Die letzten Samariter von Nablus zogen Ende der 90er Jahre aus Angst vor den wachsenden Spannungen, die im Jahr 2000 in der Zweiten Intifada ausbrachen, aus der beengten Altstadt auf den Berg Gerizim.
"Die Nachbarschaft ist immer noch unsere", sagt Benny Tsedaka, "aber die Immobilie wird an Palästinenser vermietet." Trotzdem sagte er: "Wir passieren jeden Tag den Kontrollpunkt, um nach Nablus zu fahren - um dort zu arbeiten, um dort einzukaufen. Ich gehe selbst, um meine palästinensischen Freunde zu treffen.

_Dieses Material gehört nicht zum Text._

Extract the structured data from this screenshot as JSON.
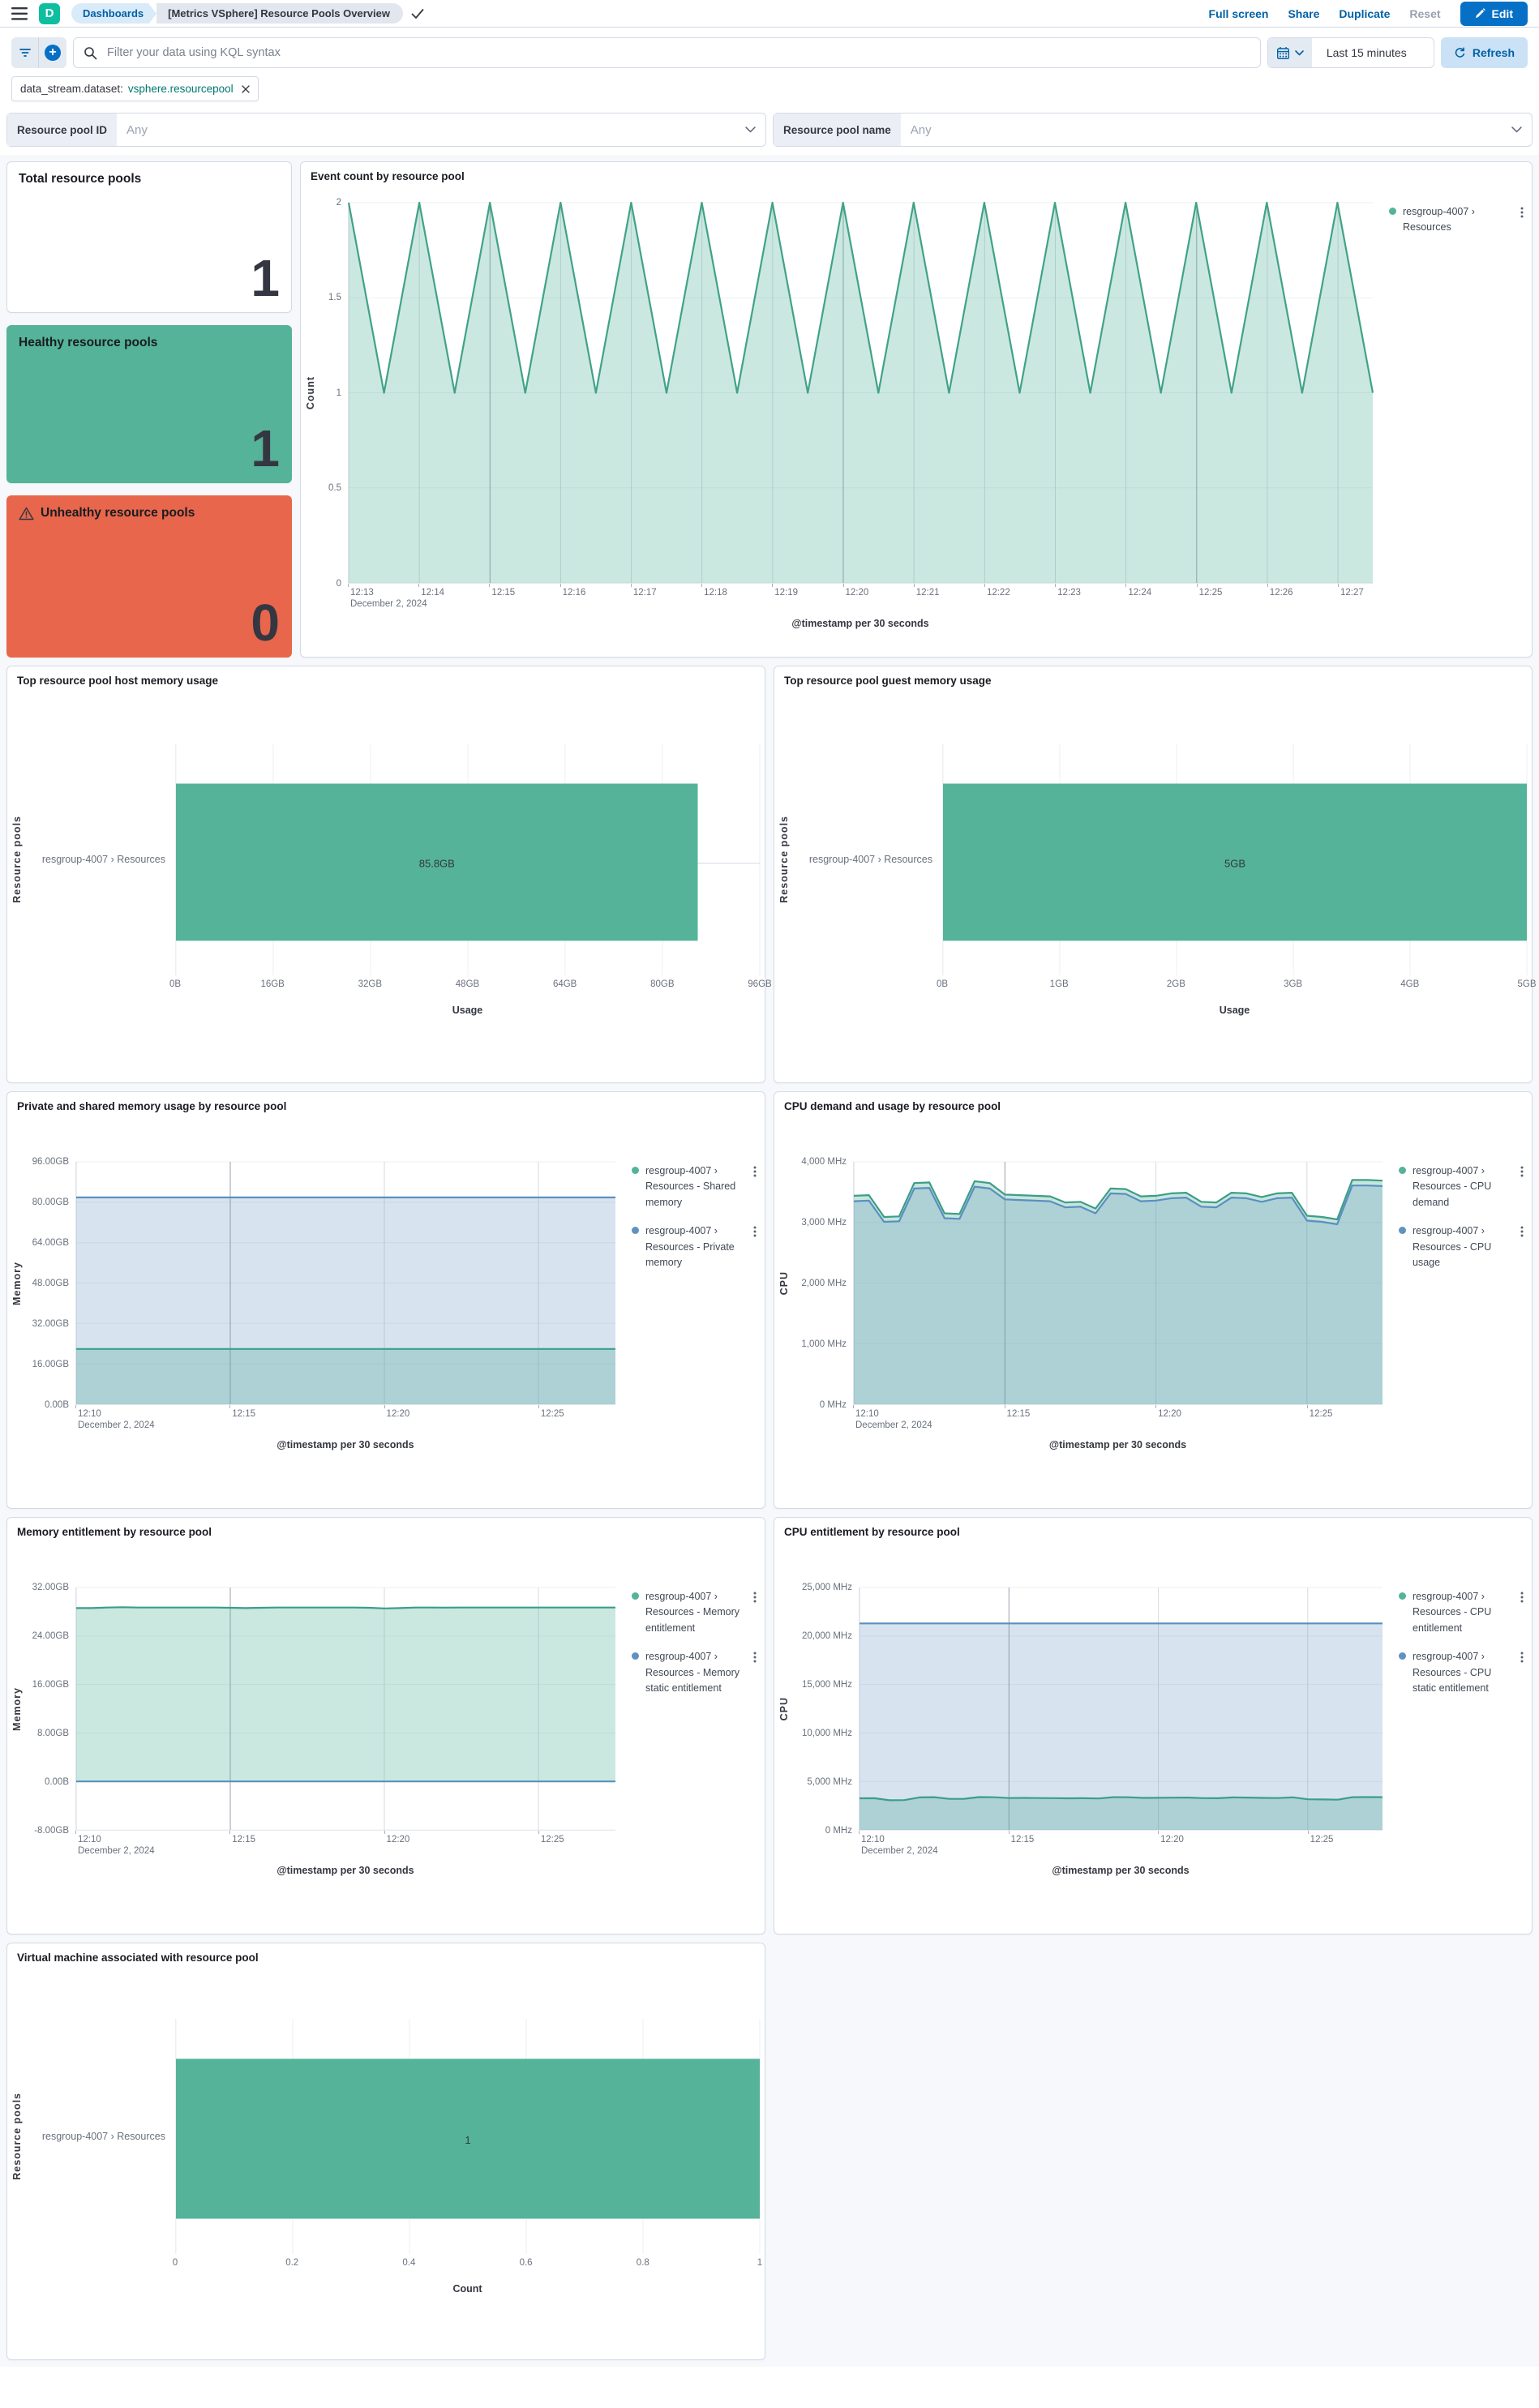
{
  "header": {
    "logo": "D",
    "breadcrumbs": {
      "dashboards": "Dashboards",
      "title": "[Metrics VSphere] Resource Pools Overview"
    },
    "actions": {
      "full_screen": "Full screen",
      "share": "Share",
      "duplicate": "Duplicate",
      "reset": "Reset",
      "edit": "Edit"
    }
  },
  "query": {
    "placeholder": "Filter your data using KQL syntax",
    "time_range": "Last 15 minutes",
    "refresh": "Refresh"
  },
  "filter_chip": {
    "field": "data_stream.dataset:",
    "value": "vsphere.resourcepool"
  },
  "controls": [
    {
      "label": "Resource pool ID",
      "value": "Any"
    },
    {
      "label": "Resource pool name",
      "value": "Any"
    }
  ],
  "metrics": [
    {
      "title": "Total resource pools",
      "value": "1"
    },
    {
      "title": "Healthy resource pools",
      "value": "1"
    },
    {
      "title": "Unhealthy resource pools",
      "value": "0"
    }
  ],
  "colors": {
    "success": "#54B399",
    "danger": "#E7664C",
    "series_green": "#54B399",
    "series_blue": "#6092C0",
    "primary": "#0061A6"
  },
  "chart_data": [
    {
      "id": "event-count",
      "type": "area",
      "title": "Event count by resource pool",
      "ylabel": "Count",
      "xlabel": "@timestamp per 30 seconds",
      "x_date_label": "December 2, 2024",
      "ylim": [
        0,
        2
      ],
      "y_ticks": [
        {
          "v": 0,
          "label": "0"
        },
        {
          "v": 0.5,
          "label": "0.5"
        },
        {
          "v": 1,
          "label": "1"
        },
        {
          "v": 1.5,
          "label": "1.5"
        },
        {
          "v": 2,
          "label": "2"
        }
      ],
      "x_ticks": [
        {
          "f": 0.0,
          "label": "12:13"
        },
        {
          "f": 0.069,
          "label": "12:14"
        },
        {
          "f": 0.138,
          "label": "12:15",
          "dark": true
        },
        {
          "f": 0.207,
          "label": "12:16"
        },
        {
          "f": 0.276,
          "label": "12:17"
        },
        {
          "f": 0.345,
          "label": "12:18"
        },
        {
          "f": 0.414,
          "label": "12:19"
        },
        {
          "f": 0.483,
          "label": "12:20",
          "dark": true
        },
        {
          "f": 0.552,
          "label": "12:21"
        },
        {
          "f": 0.621,
          "label": "12:22"
        },
        {
          "f": 0.69,
          "label": "12:23"
        },
        {
          "f": 0.759,
          "label": "12:24"
        },
        {
          "f": 0.828,
          "label": "12:25",
          "dark": true
        },
        {
          "f": 0.897,
          "label": "12:26"
        },
        {
          "f": 0.966,
          "label": "12:27"
        }
      ],
      "series": [
        {
          "name": "resgroup-4007 › Resources",
          "color": "#54B399",
          "line": "#41A287",
          "fill_opacity": 0.3,
          "values": [
            2,
            1,
            2,
            1,
            2,
            1,
            2,
            1,
            2,
            1,
            2,
            1,
            2,
            1,
            2,
            1,
            2,
            1,
            2,
            1,
            2,
            1,
            2,
            1,
            2,
            1,
            2,
            1,
            2,
            1
          ]
        }
      ]
    },
    {
      "id": "host-memory",
      "type": "hbar",
      "title": "Top resource pool host memory usage",
      "ylabel": "Resource pools",
      "xlabel": "Usage",
      "category": "resgroup-4007 › Resources",
      "value": 85.8,
      "value_label": "85.8GB",
      "xmax": 96,
      "x_ticks": [
        {
          "v": 0,
          "label": "0B"
        },
        {
          "v": 16,
          "label": "16GB"
        },
        {
          "v": 32,
          "label": "32GB"
        },
        {
          "v": 48,
          "label": "48GB"
        },
        {
          "v": 64,
          "label": "64GB"
        },
        {
          "v": 80,
          "label": "80GB"
        },
        {
          "v": 96,
          "label": "96GB"
        }
      ],
      "bar_color": "#54B399"
    },
    {
      "id": "guest-memory",
      "type": "hbar",
      "title": "Top resource pool guest memory usage",
      "ylabel": "Resource pools",
      "xlabel": "Usage",
      "category": "resgroup-4007 › Resources",
      "value": 5,
      "value_label": "5GB",
      "xmax": 5,
      "x_ticks": [
        {
          "v": 0,
          "label": "0B"
        },
        {
          "v": 1,
          "label": "1GB"
        },
        {
          "v": 2,
          "label": "2GB"
        },
        {
          "v": 3,
          "label": "3GB"
        },
        {
          "v": 4,
          "label": "4GB"
        },
        {
          "v": 5,
          "label": "5GB"
        }
      ],
      "bar_color": "#54B399"
    },
    {
      "id": "private-shared-memory",
      "type": "area",
      "title": "Private and shared memory usage by resource pool",
      "ylabel": "Memory",
      "xlabel": "@timestamp per 30 seconds",
      "x_date_label": "December 2, 2024",
      "ylim": [
        0,
        96
      ],
      "y_ticks": [
        {
          "v": 0,
          "label": "0.00B"
        },
        {
          "v": 16,
          "label": "16.00GB"
        },
        {
          "v": 32,
          "label": "32.00GB"
        },
        {
          "v": 48,
          "label": "48.00GB"
        },
        {
          "v": 64,
          "label": "64.00GB"
        },
        {
          "v": 80,
          "label": "80.00GB"
        },
        {
          "v": 96,
          "label": "96.00GB"
        }
      ],
      "x_ticks": [
        {
          "f": 0,
          "label": "12:10"
        },
        {
          "f": 0.2857,
          "label": "12:15",
          "dark": true
        },
        {
          "f": 0.5714,
          "label": "12:20"
        },
        {
          "f": 0.8571,
          "label": "12:25"
        }
      ],
      "series": [
        {
          "name": "resgroup-4007 › Resources - Shared memory",
          "color": "#54B399",
          "line": "#3C9E87",
          "fill_opacity": 0.33,
          "values": [
            21.9,
            21.9
          ]
        },
        {
          "name": "resgroup-4007 › Resources - Private memory",
          "color": "#6092C0",
          "line": "#5B8FC1",
          "fill_opacity": 0.25,
          "values": [
            81.9,
            81.9
          ]
        }
      ]
    },
    {
      "id": "cpu-demand-usage",
      "type": "area",
      "title": "CPU demand and usage by resource pool",
      "ylabel": "CPU",
      "xlabel": "@timestamp per 30 seconds",
      "x_date_label": "December 2, 2024",
      "ylim": [
        0,
        4000
      ],
      "y_ticks": [
        {
          "v": 0,
          "label": "0 MHz"
        },
        {
          "v": 1000,
          "label": "1,000 MHz"
        },
        {
          "v": 2000,
          "label": "2,000 MHz"
        },
        {
          "v": 3000,
          "label": "3,000 MHz"
        },
        {
          "v": 4000,
          "label": "4,000 MHz"
        }
      ],
      "x_ticks": [
        {
          "f": 0,
          "label": "12:10"
        },
        {
          "f": 0.2857,
          "label": "12:15",
          "dark": true
        },
        {
          "f": 0.5714,
          "label": "12:20"
        },
        {
          "f": 0.8571,
          "label": "12:25"
        }
      ],
      "series": [
        {
          "name": "resgroup-4007 › Resources - CPU demand",
          "color": "#54B399",
          "line": "#3C9E87",
          "fill_opacity": 0.33,
          "values": [
            3440,
            3450,
            3090,
            3100,
            3650,
            3660,
            3150,
            3140,
            3680,
            3650,
            3460,
            3450,
            3440,
            3430,
            3330,
            3340,
            3230,
            3560,
            3550,
            3430,
            3440,
            3480,
            3490,
            3340,
            3330,
            3490,
            3480,
            3420,
            3480,
            3490,
            3110,
            3090,
            3050,
            3700,
            3700,
            3690
          ]
        },
        {
          "name": "resgroup-4007 › Resources - CPU usage",
          "color": "#6092C0",
          "line": "#5B8FC1",
          "fill_opacity": 0.25,
          "values": [
            3350,
            3360,
            3010,
            3020,
            3560,
            3570,
            3070,
            3060,
            3590,
            3560,
            3380,
            3370,
            3360,
            3350,
            3250,
            3260,
            3150,
            3480,
            3470,
            3350,
            3360,
            3400,
            3410,
            3260,
            3250,
            3410,
            3400,
            3340,
            3400,
            3410,
            3030,
            3010,
            2970,
            3610,
            3610,
            3600
          ]
        }
      ]
    },
    {
      "id": "memory-entitlement",
      "type": "area",
      "title": "Memory entitlement by resource pool",
      "ylabel": "Memory",
      "xlabel": "@timestamp per 30 seconds",
      "x_date_label": "December 2, 2024",
      "ylim": [
        -8,
        32
      ],
      "y_ticks": [
        {
          "v": -8,
          "label": "-8.00GB"
        },
        {
          "v": 0,
          "label": "0.00B"
        },
        {
          "v": 8,
          "label": "8.00GB"
        },
        {
          "v": 16,
          "label": "16.00GB"
        },
        {
          "v": 24,
          "label": "24.00GB"
        },
        {
          "v": 32,
          "label": "32.00GB"
        }
      ],
      "x_ticks": [
        {
          "f": 0,
          "label": "12:10"
        },
        {
          "f": 0.2857,
          "label": "12:15",
          "dark": true
        },
        {
          "f": 0.5714,
          "label": "12:20"
        },
        {
          "f": 0.8571,
          "label": "12:25"
        }
      ],
      "series": [
        {
          "name": "resgroup-4007 › Resources - Memory entitlement",
          "color": "#54B399",
          "line": "#3C9E87",
          "fill_opacity": 0.3,
          "values": [
            28.6,
            28.6,
            28.7,
            28.75,
            28.7,
            28.7,
            28.7,
            28.7,
            28.7,
            28.7,
            28.65,
            28.6,
            28.65,
            28.7,
            28.7,
            28.7,
            28.7,
            28.7,
            28.7,
            28.65,
            28.55,
            28.6,
            28.7,
            28.7,
            28.68,
            28.7,
            28.7,
            28.7,
            28.7,
            28.7,
            28.7,
            28.7,
            28.7,
            28.7,
            28.7,
            28.7
          ]
        },
        {
          "name": "resgroup-4007 › Resources - Memory static entitlement",
          "color": "#6092C0",
          "line": "#5B8FC1",
          "fill_opacity": 0.25,
          "values": [
            0,
            0
          ]
        }
      ]
    },
    {
      "id": "cpu-entitlement",
      "type": "area",
      "title": "CPU entitlement by resource pool",
      "ylabel": "CPU",
      "xlabel": "@timestamp per 30 seconds",
      "x_date_label": "December 2, 2024",
      "ylim": [
        0,
        25000
      ],
      "y_ticks": [
        {
          "v": 0,
          "label": "0 MHz"
        },
        {
          "v": 5000,
          "label": "5,000 MHz"
        },
        {
          "v": 10000,
          "label": "10,000 MHz"
        },
        {
          "v": 15000,
          "label": "15,000 MHz"
        },
        {
          "v": 20000,
          "label": "20,000 MHz"
        },
        {
          "v": 25000,
          "label": "25,000 MHz"
        }
      ],
      "x_ticks": [
        {
          "f": 0,
          "label": "12:10"
        },
        {
          "f": 0.2857,
          "label": "12:15",
          "dark": true
        },
        {
          "f": 0.5714,
          "label": "12:20"
        },
        {
          "f": 0.8571,
          "label": "12:25"
        }
      ],
      "series": [
        {
          "name": "resgroup-4007 › Resources - CPU entitlement",
          "color": "#54B399",
          "line": "#3C9E87",
          "fill_opacity": 0.33,
          "values": [
            3260,
            3270,
            3060,
            3080,
            3350,
            3380,
            3200,
            3210,
            3390,
            3370,
            3290,
            3300,
            3290,
            3280,
            3260,
            3270,
            3240,
            3380,
            3370,
            3300,
            3310,
            3330,
            3340,
            3280,
            3270,
            3350,
            3340,
            3300,
            3290,
            3360,
            3160,
            3140,
            3120,
            3380,
            3390,
            3380
          ]
        },
        {
          "name": "resgroup-4007 › Resources - CPU static entitlement",
          "color": "#6092C0",
          "line": "#5B8FC1",
          "fill_opacity": 0.25,
          "values": [
            21300,
            21300
          ]
        }
      ]
    },
    {
      "id": "vm-count",
      "type": "hbar",
      "title": "Virtual machine associated with resource pool",
      "ylabel": "Resource pools",
      "xlabel": "Count",
      "category": "resgroup-4007 › Resources",
      "value": 1,
      "value_label": "1",
      "xmax": 1,
      "x_ticks": [
        {
          "v": 0,
          "label": "0"
        },
        {
          "v": 0.2,
          "label": "0.2"
        },
        {
          "v": 0.4,
          "label": "0.4"
        },
        {
          "v": 0.6,
          "label": "0.6"
        },
        {
          "v": 0.8,
          "label": "0.8"
        },
        {
          "v": 1,
          "label": "1"
        }
      ],
      "bar_color": "#54B399"
    }
  ]
}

Wir bewegen uns zwischen der israelischen Zivilverwaltung und der Palästinensischen Autonomiebehörde - die beste Politik ist immer, ein Lächeln auf den Lippen für alle zu haben. “
„Obwohl es nur 300 Samariter auf dem Berg gibt, feiert ganz Nablus unser Fest“, fügte Zebelun hinzu, ein oktagenarischer Ältester der Gemeinde, der 1928 in Nablus geboren wurde und jahrzehntelang gemeinsam mit einheimischen Palästinensern ausgebildet und gearbeitet hat.
"Die Samariter hier sprechen sehr gut Arabisch, wir können uns leicht und ohne Feindseligkeit unterhalten", behauptete er, obwohl er zugab, dass er während seiner Karriere als Englischlehrer zeitweise mit den jordanischen und israelischen Behörden in Konflikt geriet.